Dalam sejumlah hal, Ibnu Taimiyah telah melampaui pemikiran ilmuwan lainnya
terutama dalam kajian kemakmuran ini yang sangat mengagumkan untuk sebuah tesis
pemikiran di penghujung abad ke 7 Hijriyah masa itu.
1.4.4.Persaudaraan
Setiap muslim adalah bersaudara, demikianlah
yang tercantum di dalam Al-Qur’an:
إِنَّمَا
ٱلۡمُؤۡمِنُونَ إِخۡوَةٌ۬ فَأَصۡلِحُواْ بَيۡنَ أَخَوَيۡكُمۡۚ وَٱتَّقُواْ ٱللَّهَ
لَعَلَّكُمۡ تُرۡحَمُونَ
Sesungguhnya
orang-orang mu’min itu bersaudara kerena itu damaikanlah antara kedua saudaramu
dan bertakwalah kepada Allah SWT supaya kamu mendapat rahmat. QS Al-Hujuraat:
10.
Semua muslim adalah bersaudara. Karena itu
jika bertengkar mereka harus bersatu kembali dan bersaudara seperti biasanya.

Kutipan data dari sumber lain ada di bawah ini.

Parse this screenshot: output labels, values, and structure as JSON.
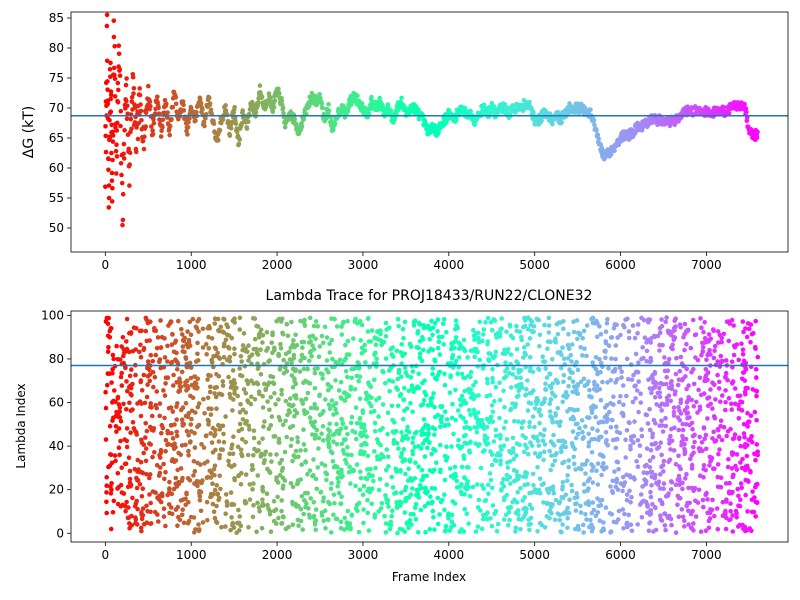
{
  "chart_data": [
    {
      "type": "scatter",
      "title": "",
      "xlabel": "",
      "ylabel": "ΔG (kT)",
      "xlim": [
        -400,
        7950
      ],
      "ylim": [
        46,
        86
      ],
      "xticks": [
        0,
        1000,
        2000,
        3000,
        4000,
        5000,
        6000,
        7000
      ],
      "yticks": [
        50,
        55,
        60,
        65,
        70,
        75,
        80,
        85
      ],
      "reference_line": 68.7,
      "reference_color": "#1f77b4",
      "colormap": "rainbow",
      "trace": [
        [
          0,
          60
        ],
        [
          20,
          80
        ],
        [
          40,
          55
        ],
        [
          60,
          78
        ],
        [
          80,
          56
        ],
        [
          100,
          82
        ],
        [
          130,
          62
        ],
        [
          160,
          79
        ],
        [
          200,
          53
        ],
        [
          240,
          75
        ],
        [
          280,
          60
        ],
        [
          320,
          74
        ],
        [
          360,
          64
        ],
        [
          400,
          71
        ],
        [
          450,
          65
        ],
        [
          500,
          73
        ],
        [
          550,
          66
        ],
        [
          600,
          72
        ],
        [
          650,
          66
        ],
        [
          700,
          71
        ],
        [
          750,
          66
        ],
        [
          800,
          73
        ],
        [
          850,
          68
        ],
        [
          900,
          71
        ],
        [
          950,
          66
        ],
        [
          1000,
          70
        ],
        [
          1050,
          68
        ],
        [
          1100,
          72
        ],
        [
          1150,
          67
        ],
        [
          1200,
          72
        ],
        [
          1250,
          68
        ],
        [
          1300,
          64
        ],
        [
          1350,
          68
        ],
        [
          1400,
          70
        ],
        [
          1450,
          66
        ],
        [
          1500,
          70
        ],
        [
          1550,
          64
        ],
        [
          1600,
          69
        ],
        [
          1650,
          67
        ],
        [
          1700,
          71
        ],
        [
          1750,
          69
        ],
        [
          1800,
          73
        ],
        [
          1850,
          70
        ],
        [
          1900,
          72
        ],
        [
          1950,
          70
        ],
        [
          2000,
          73
        ],
        [
          2050,
          71
        ],
        [
          2100,
          67
        ],
        [
          2150,
          69
        ],
        [
          2200,
          68
        ],
        [
          2250,
          66
        ],
        [
          2300,
          68
        ],
        [
          2350,
          70
        ],
        [
          2400,
          72
        ],
        [
          2450,
          71
        ],
        [
          2500,
          72
        ],
        [
          2550,
          68
        ],
        [
          2600,
          70
        ],
        [
          2650,
          66
        ],
        [
          2700,
          69
        ],
        [
          2750,
          70
        ],
        [
          2800,
          69
        ],
        [
          2850,
          71
        ],
        [
          2900,
          72
        ],
        [
          2950,
          71
        ],
        [
          3000,
          70
        ],
        [
          3050,
          69
        ],
        [
          3100,
          71
        ],
        [
          3150,
          70
        ],
        [
          3200,
          71
        ],
        [
          3250,
          69
        ],
        [
          3300,
          70
        ],
        [
          3350,
          68
        ],
        [
          3400,
          70
        ],
        [
          3450,
          71
        ],
        [
          3500,
          69
        ],
        [
          3550,
          70
        ],
        [
          3600,
          70
        ],
        [
          3650,
          69
        ],
        [
          3700,
          68
        ],
        [
          3750,
          66
        ],
        [
          3800,
          67
        ],
        [
          3850,
          66
        ],
        [
          3900,
          67
        ],
        [
          3950,
          68
        ],
        [
          4000,
          69
        ],
        [
          4050,
          68
        ],
        [
          4100,
          69
        ],
        [
          4150,
          70
        ],
        [
          4200,
          69
        ],
        [
          4250,
          69
        ],
        [
          4300,
          68
        ],
        [
          4350,
          69
        ],
        [
          4400,
          70
        ],
        [
          4450,
          69
        ],
        [
          4500,
          70
        ],
        [
          4550,
          69
        ],
        [
          4600,
          70
        ],
        [
          4650,
          70
        ],
        [
          4700,
          69
        ],
        [
          4750,
          70
        ],
        [
          4800,
          70
        ],
        [
          4850,
          70
        ],
        [
          4900,
          71
        ],
        [
          4950,
          70
        ],
        [
          5000,
          68
        ],
        [
          5050,
          68
        ],
        [
          5100,
          69
        ],
        [
          5150,
          69
        ],
        [
          5200,
          68
        ],
        [
          5250,
          69
        ],
        [
          5300,
          68
        ],
        [
          5350,
          69
        ],
        [
          5400,
          70
        ],
        [
          5450,
          70
        ],
        [
          5500,
          70
        ],
        [
          5550,
          70
        ],
        [
          5600,
          69
        ],
        [
          5650,
          69
        ],
        [
          5700,
          67
        ],
        [
          5750,
          64
        ],
        [
          5800,
          62
        ],
        [
          5850,
          62.5
        ],
        [
          5900,
          63
        ],
        [
          5950,
          64
        ],
        [
          6000,
          65
        ],
        [
          6050,
          65.5
        ],
        [
          6100,
          65.5
        ],
        [
          6150,
          66
        ],
        [
          6200,
          67
        ],
        [
          6250,
          67
        ],
        [
          6300,
          67.5
        ],
        [
          6350,
          68
        ],
        [
          6400,
          68
        ],
        [
          6450,
          68
        ],
        [
          6500,
          68
        ],
        [
          6550,
          67.5
        ],
        [
          6600,
          68
        ],
        [
          6650,
          68
        ],
        [
          6700,
          69
        ],
        [
          6750,
          69.5
        ],
        [
          6800,
          69.5
        ],
        [
          6850,
          69.5
        ],
        [
          6900,
          69.5
        ],
        [
          6950,
          69.5
        ],
        [
          7000,
          69.5
        ],
        [
          7050,
          69
        ],
        [
          7100,
          69.5
        ],
        [
          7150,
          69.5
        ],
        [
          7200,
          69.5
        ],
        [
          7250,
          69.5
        ],
        [
          7300,
          70.5
        ],
        [
          7350,
          70.5
        ],
        [
          7400,
          70.5
        ],
        [
          7450,
          70
        ],
        [
          7500,
          66
        ],
        [
          7550,
          65.5
        ],
        [
          7600,
          65.5
        ]
      ]
    },
    {
      "type": "scatter",
      "title": "Lambda Trace for PROJ18433/RUN22/CLONE32",
      "xlabel": "Frame Index",
      "ylabel": "Lambda Index",
      "xlim": [
        -400,
        7950
      ],
      "ylim": [
        -4,
        102
      ],
      "xticks": [
        0,
        1000,
        2000,
        3000,
        4000,
        5000,
        6000,
        7000
      ],
      "yticks": [
        0,
        20,
        40,
        60,
        80,
        100
      ],
      "reference_line": 77,
      "reference_color": "#1f77b4",
      "colormap": "rainbow",
      "x_extent": [
        0,
        7600
      ],
      "lambda_range": [
        0,
        99
      ]
    }
  ]
}
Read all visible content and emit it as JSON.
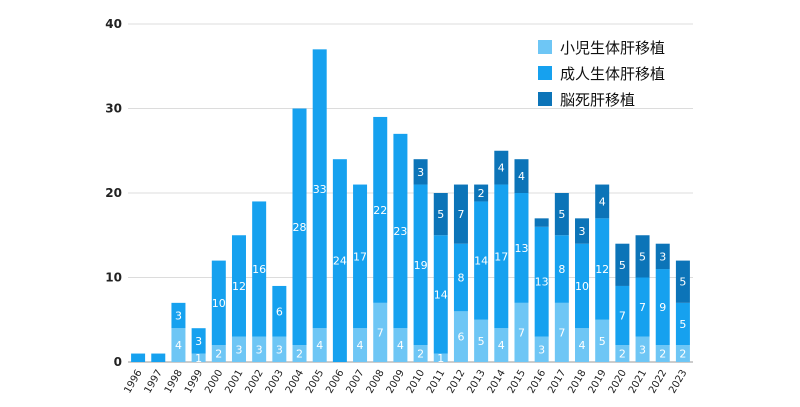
{
  "chart_data": {
    "type": "bar",
    "stacked": true,
    "title": "",
    "xlabel": "",
    "ylabel": "",
    "ylim": [
      0,
      40
    ],
    "yticks": [
      0,
      10,
      20,
      30,
      40
    ],
    "grid": true,
    "legend_position": "top-right",
    "categories": [
      "1996",
      "1997",
      "1998",
      "1999",
      "2000",
      "2001",
      "2002",
      "2003",
      "2004",
      "2005",
      "2006",
      "2007",
      "2008",
      "2009",
      "2010",
      "2011",
      "2012",
      "2013",
      "2014",
      "2015",
      "2016",
      "2017",
      "2018",
      "2019",
      "2020",
      "2021",
      "2022",
      "2023"
    ],
    "series": [
      {
        "name": "小児生体肝移植",
        "color": "#6EC6F5",
        "values": [
          0,
          0,
          4,
          1,
          2,
          3,
          3,
          3,
          2,
          4,
          0,
          4,
          7,
          4,
          2,
          1,
          6,
          5,
          4,
          7,
          3,
          7,
          4,
          5,
          2,
          3,
          2,
          2
        ]
      },
      {
        "name": "成人生体肝移植",
        "color": "#16A1EF",
        "values": [
          1,
          1,
          3,
          3,
          10,
          12,
          16,
          6,
          28,
          33,
          24,
          17,
          22,
          23,
          19,
          14,
          8,
          14,
          17,
          13,
          13,
          8,
          10,
          12,
          7,
          7,
          9,
          5
        ]
      },
      {
        "name": "脳死肝移植",
        "color": "#0C74B8",
        "values": [
          0,
          0,
          0,
          0,
          0,
          0,
          0,
          0,
          0,
          0,
          0,
          0,
          0,
          0,
          3,
          5,
          7,
          2,
          4,
          4,
          1,
          5,
          3,
          4,
          5,
          5,
          3,
          5
        ]
      }
    ],
    "segment_labels": [
      [
        null,
        null,
        "4",
        "1",
        "2",
        "3",
        "3",
        "3",
        "2",
        "4",
        null,
        "4",
        "7",
        "4",
        "2",
        "1",
        "6",
        "5",
        "4",
        "7",
        "3",
        "7",
        "4",
        "5",
        "2",
        "3",
        "2",
        "2"
      ],
      [
        null,
        null,
        "3",
        "3",
        "10",
        "12",
        "16",
        "6",
        "28",
        "33",
        "24",
        "17",
        "22",
        "23",
        "19",
        "14",
        "8",
        "14",
        "17",
        "13",
        "13",
        "8",
        "10",
        "12",
        "7",
        "7",
        "9",
        "5"
      ],
      [
        null,
        null,
        null,
        null,
        null,
        null,
        null,
        null,
        null,
        null,
        null,
        null,
        null,
        null,
        "3",
        "5",
        "7",
        "2",
        "4",
        "4",
        null,
        "5",
        "3",
        "4",
        "5",
        "5",
        "3",
        "5"
      ]
    ]
  }
}
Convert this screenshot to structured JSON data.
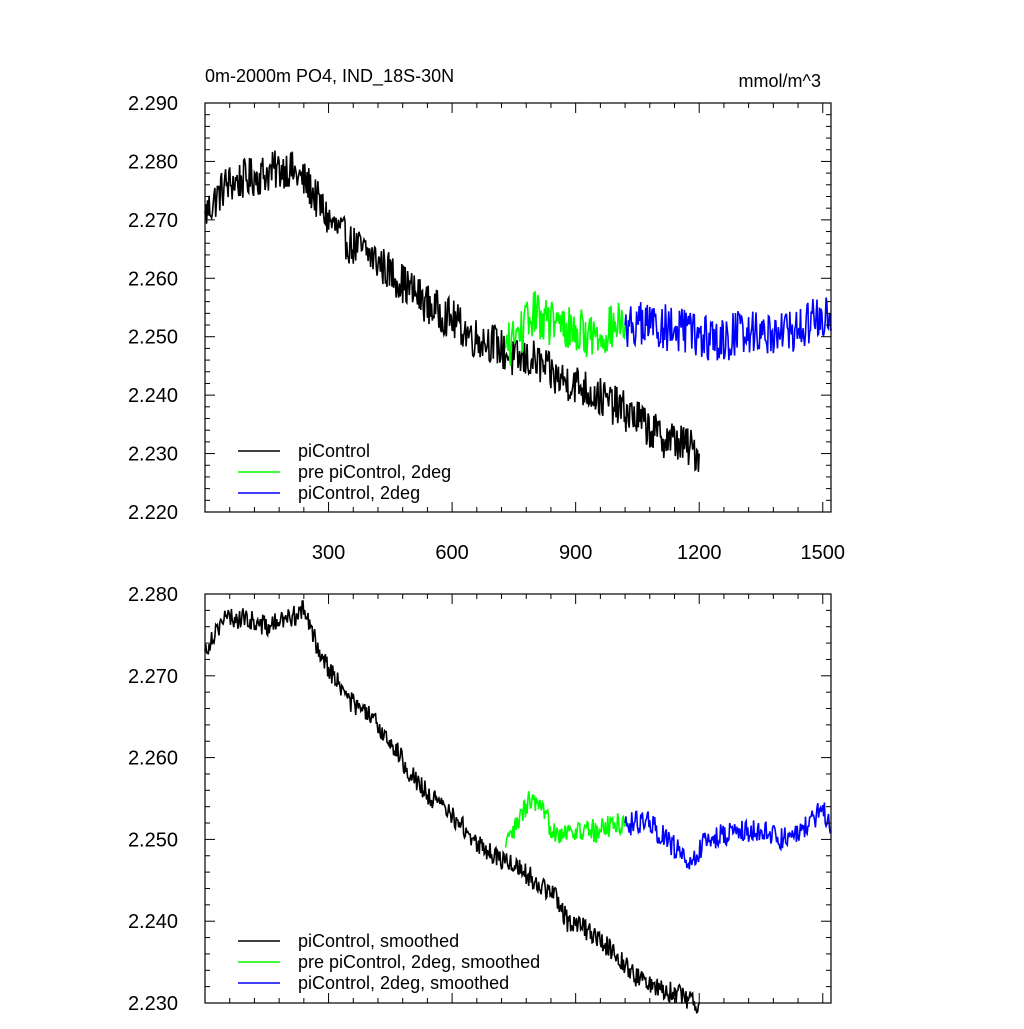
{
  "chart_data": [
    {
      "type": "line",
      "title": "0m-2000m PO4, IND_18S-30N",
      "units": "mmol/m^3",
      "xlabel": "",
      "ylabel": "",
      "xlim": [
        0,
        1520
      ],
      "ylim": [
        2.22,
        2.29
      ],
      "x_ticks": [
        300,
        600,
        900,
        1200,
        1500
      ],
      "y_ticks": [
        2.22,
        2.23,
        2.24,
        2.25,
        2.26,
        2.27,
        2.28,
        2.29
      ],
      "legend_position": "bottom-left",
      "series": [
        {
          "name": "piControl",
          "color": "#000000",
          "points": [
            [
              0,
              2.271
            ],
            [
              50,
              2.276
            ],
            [
              100,
              2.277
            ],
            [
              150,
              2.278
            ],
            [
              200,
              2.279
            ],
            [
              250,
              2.276
            ],
            [
              300,
              2.27
            ],
            [
              350,
              2.266
            ],
            [
              400,
              2.264
            ],
            [
              450,
              2.261
            ],
            [
              500,
              2.258
            ],
            [
              550,
              2.255
            ],
            [
              600,
              2.253
            ],
            [
              650,
              2.25
            ],
            [
              700,
              2.249
            ],
            [
              750,
              2.246
            ],
            [
              800,
              2.246
            ],
            [
              850,
              2.243
            ],
            [
              900,
              2.242
            ],
            [
              950,
              2.24
            ],
            [
              1000,
              2.238
            ],
            [
              1050,
              2.236
            ],
            [
              1100,
              2.233
            ],
            [
              1150,
              2.232
            ],
            [
              1200,
              2.23
            ]
          ],
          "noise": 0.0035
        },
        {
          "name": "pre piControl, 2deg",
          "color": "#00ff00",
          "points": [
            [
              730,
              2.248
            ],
            [
              780,
              2.252
            ],
            [
              800,
              2.254
            ],
            [
              850,
              2.252
            ],
            [
              900,
              2.251
            ],
            [
              950,
              2.25
            ],
            [
              1000,
              2.252
            ],
            [
              1020,
              2.252
            ]
          ],
          "noise": 0.004
        },
        {
          "name": "piControl, 2deg",
          "color": "#0000ff",
          "points": [
            [
              1020,
              2.252
            ],
            [
              1100,
              2.252
            ],
            [
              1200,
              2.25
            ],
            [
              1250,
              2.249
            ],
            [
              1300,
              2.251
            ],
            [
              1350,
              2.251
            ],
            [
              1400,
              2.251
            ],
            [
              1450,
              2.251
            ],
            [
              1500,
              2.254
            ],
            [
              1520,
              2.251
            ]
          ],
          "noise": 0.004
        }
      ]
    },
    {
      "type": "line",
      "title": "",
      "xlabel": "",
      "ylabel": "",
      "xlim": [
        0,
        1520
      ],
      "ylim": [
        2.23,
        2.28
      ],
      "x_ticks": [
        300,
        600,
        900,
        1200,
        1500
      ],
      "y_ticks": [
        2.23,
        2.24,
        2.25,
        2.26,
        2.27,
        2.28
      ],
      "legend_position": "bottom-left",
      "series": [
        {
          "name": "piControl, smoothed",
          "color": "#000000",
          "points": [
            [
              0,
              2.273
            ],
            [
              30,
              2.276
            ],
            [
              50,
              2.277
            ],
            [
              100,
              2.277
            ],
            [
              150,
              2.276
            ],
            [
              200,
              2.277
            ],
            [
              240,
              2.278
            ],
            [
              270,
              2.274
            ],
            [
              300,
              2.271
            ],
            [
              350,
              2.267
            ],
            [
              400,
              2.265
            ],
            [
              450,
              2.262
            ],
            [
              500,
              2.258
            ],
            [
              550,
              2.255
            ],
            [
              600,
              2.253
            ],
            [
              650,
              2.25
            ],
            [
              700,
              2.248
            ],
            [
              750,
              2.247
            ],
            [
              800,
              2.245
            ],
            [
              850,
              2.243
            ],
            [
              880,
              2.24
            ],
            [
              900,
              2.24
            ],
            [
              950,
              2.238
            ],
            [
              1000,
              2.236
            ],
            [
              1050,
              2.233
            ],
            [
              1100,
              2.232
            ],
            [
              1150,
              2.231
            ],
            [
              1200,
              2.23
            ]
          ],
          "noise": 0.0013
        },
        {
          "name": "pre piControl, 2deg, smoothed",
          "color": "#00ff00",
          "points": [
            [
              730,
              2.249
            ],
            [
              760,
              2.252
            ],
            [
              790,
              2.255
            ],
            [
              820,
              2.253
            ],
            [
              850,
              2.251
            ],
            [
              900,
              2.251
            ],
            [
              950,
              2.251
            ],
            [
              1000,
              2.252
            ],
            [
              1020,
              2.252
            ]
          ],
          "noise": 0.0015
        },
        {
          "name": "piControl, 2deg, smoothed",
          "color": "#0000ff",
          "points": [
            [
              1020,
              2.252
            ],
            [
              1080,
              2.252
            ],
            [
              1120,
              2.25
            ],
            [
              1160,
              2.248
            ],
            [
              1180,
              2.247
            ],
            [
              1220,
              2.25
            ],
            [
              1300,
              2.251
            ],
            [
              1350,
              2.251
            ],
            [
              1400,
              2.25
            ],
            [
              1450,
              2.251
            ],
            [
              1500,
              2.254
            ],
            [
              1520,
              2.251
            ]
          ],
          "noise": 0.0015
        }
      ]
    }
  ]
}
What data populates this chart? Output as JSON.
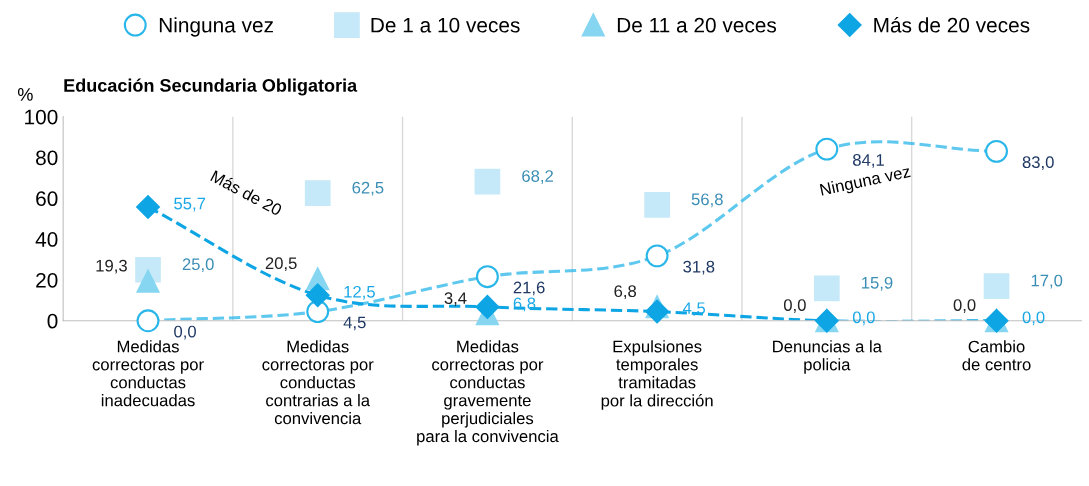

Hal ini diperkuat oleh larangan Rasulullah SAW terhadap permusuhan antar
muslim. Abu Ayyub Al-Anshary meriwayatkan bahwa Rasulullah saw bersabda “Tidak
seorang muslim memutuskan silaturrahmi dengan saudara muslimnya lebih dari tiga
malam yang masing-masingnya saling membuang muka bila berjumpa. Yang terbaik di
antara mereka adalah yang memulai mengucapkan salam kepada yang lain.” .
Persaudaraan yang dimaksudkan adalah bukan
menurut ikatan geneologi tapi menurut ikatan iman dan agama. Hal tersebut
diisyarakat dalam larangan Allah SWT mendoakan orang yang bukan Islam setelah
kematian mereka. Firman Allah SWT “Tiadalah sepatutnya bagi nabi dan
orang-orang yang beriman meminta ampun bagi orang-orang musyrik walaupun
orang-orang musyrik itu adl kerabatnya.”
Ini sama sekali tidak berarti bahwa seorang
muslim diijikankan mengabaikan ikatan keluarganya walaupun dangann kerabat non
muslim. Dasar kebajikan kepada orang tua dan keluarga dapat ditemukan dalam
Al-Qur’an sendiri. Firman Allah SWT “Dan kami wajibkan manusia berbuat baik kepada kedua ibu bapaknya.”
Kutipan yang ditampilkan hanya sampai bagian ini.